Aquilo que a Liga Norte procurou fazer, e que teve frequentemente a cumplicidade da esquerda governista, foi, sobretudo, redefinir a luta de classes em nome de uma luta do Norte contra o Sul. O que a Liga pretende fazer é apagar a memória dos proletários, entre os quais tantos sulistas, que deixaram a Itália em busca de trabalho, sobrevivendo entre dificuldades e exploração nas periferias de São Paulo, Buenos Aires, Nova York ou Melbourne. Aqueles 27 milhões de proletários que emigraram no grande êxodo de 1876 a 1976. Aqueles emigrantes que, por exemplo, embarcaram, enfrentando as mesmas terríveis viagens de hoje, as viagens que partiram de Gênova para o Brasil. Mais ainda como ocorre com indianos e africanos, os trabalhadores italianos vendiam tudo para partir e muitas vezes sofriam com fraudes na aquisição do bilhete.
  
Que permaneçam na casa deles – dizem os “liguistas”[7] aos operários – falando mais uma vez sobre o barco naufragado próximo da costa italiana, cheio de homens, jovens, crianças e mulheres. A Liga Norte trabalha para que os operários italianos se esqueçam, mas para relembrar apenas uma entre tantas tragédias, o naufrágio a 90 milhas da costa do Rio de Janeiro da embarcação, que afundou repleta de trabalhadores italianos que se dirigiam à América do Sul. No Corriere della Sera de 27 de outubro de 1927 poderia ser lido uma manchete semelhante àquelas rotineiras em nossos dias, “O Princesa Mafalda naufragou próximo do Brasil. Sete navios responderam ao pedido de socorro – 1200 salvos – Poucas dezenas de vítimas”. As vítimas, no entanto, eram 314, todos mortos e cujos nomes nunca foram divulgados: “bucha de canhão de guerra”, força de trabalho para explorar, exército de reserva do capitalismo. A mesma “bucha de canhão”, a mesma força de trabalho para explorar, o mesmo exército de reserva que o capitalismo italiano dos nossos dias utiliza em seu proveito criminalizando, ora os albaneses, os rom[8], os africanos etc., para dividir a classe operária e acabar com a solidariedade internacional.
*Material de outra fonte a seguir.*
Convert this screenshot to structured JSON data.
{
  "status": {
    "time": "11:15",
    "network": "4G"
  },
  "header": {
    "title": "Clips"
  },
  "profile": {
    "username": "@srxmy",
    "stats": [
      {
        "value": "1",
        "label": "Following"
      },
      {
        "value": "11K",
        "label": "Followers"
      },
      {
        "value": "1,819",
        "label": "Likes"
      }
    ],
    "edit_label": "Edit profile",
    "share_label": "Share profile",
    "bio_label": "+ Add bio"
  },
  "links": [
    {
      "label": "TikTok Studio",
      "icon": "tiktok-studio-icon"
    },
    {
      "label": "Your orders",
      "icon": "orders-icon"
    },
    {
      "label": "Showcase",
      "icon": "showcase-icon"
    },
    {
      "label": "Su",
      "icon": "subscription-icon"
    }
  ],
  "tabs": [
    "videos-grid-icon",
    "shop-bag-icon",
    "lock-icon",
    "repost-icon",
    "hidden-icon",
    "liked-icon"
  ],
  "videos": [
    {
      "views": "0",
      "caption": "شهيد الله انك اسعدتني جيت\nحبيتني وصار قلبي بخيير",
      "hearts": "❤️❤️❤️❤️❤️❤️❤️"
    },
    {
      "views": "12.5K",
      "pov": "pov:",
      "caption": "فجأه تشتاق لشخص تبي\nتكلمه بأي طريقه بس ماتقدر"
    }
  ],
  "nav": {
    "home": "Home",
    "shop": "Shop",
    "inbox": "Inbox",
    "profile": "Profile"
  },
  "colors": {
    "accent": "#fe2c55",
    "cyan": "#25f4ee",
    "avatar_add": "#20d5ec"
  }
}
A crise do capitalismo, com milhares de demissões, fechamentos de fábricas grandes e pequenas, empobrecimento geral, está mostrando a sua verdadeira e cruel face também ao rico norte da Itália, onde o sistema está desmoronando, deixando apenas desespero e decadência em um território devastado por décadas de desenvolvimento descontrolado. A crise está demonstrando aos operários que não é verdade que “operários e patrões são uma única família” porque, quando a empresa fecha é o operário, seja branco ou negro, que fica sem trabalho e sem salário.

É nesse momento que as palavras de ordem racistas da Liga Norte começam a aparecer sempre mais vazias e mesquinhas. A estas palavras de ordem racista, os militantes do Partido de Alternativa Comunista, seção da LIT-QI, contrapõe as palavras de ordem de solidariedade internacional: “Ocupação das fábricas, gestão operária, poder dos trabalhadores, o proletariado não tem pátria, internacionalismo, revolução”.

Patricia Camarata
Vicenza, 16 de fevereiro de 2013.

Tradução: Nívia Leão.





[1] Membros da Liga Norte.

[2] Sede do governo italiano.

[3] Le gabbie salariale – Sistema de cálculo do salário de acordo com o custo de vida, oficialmente em vigor desde 1972.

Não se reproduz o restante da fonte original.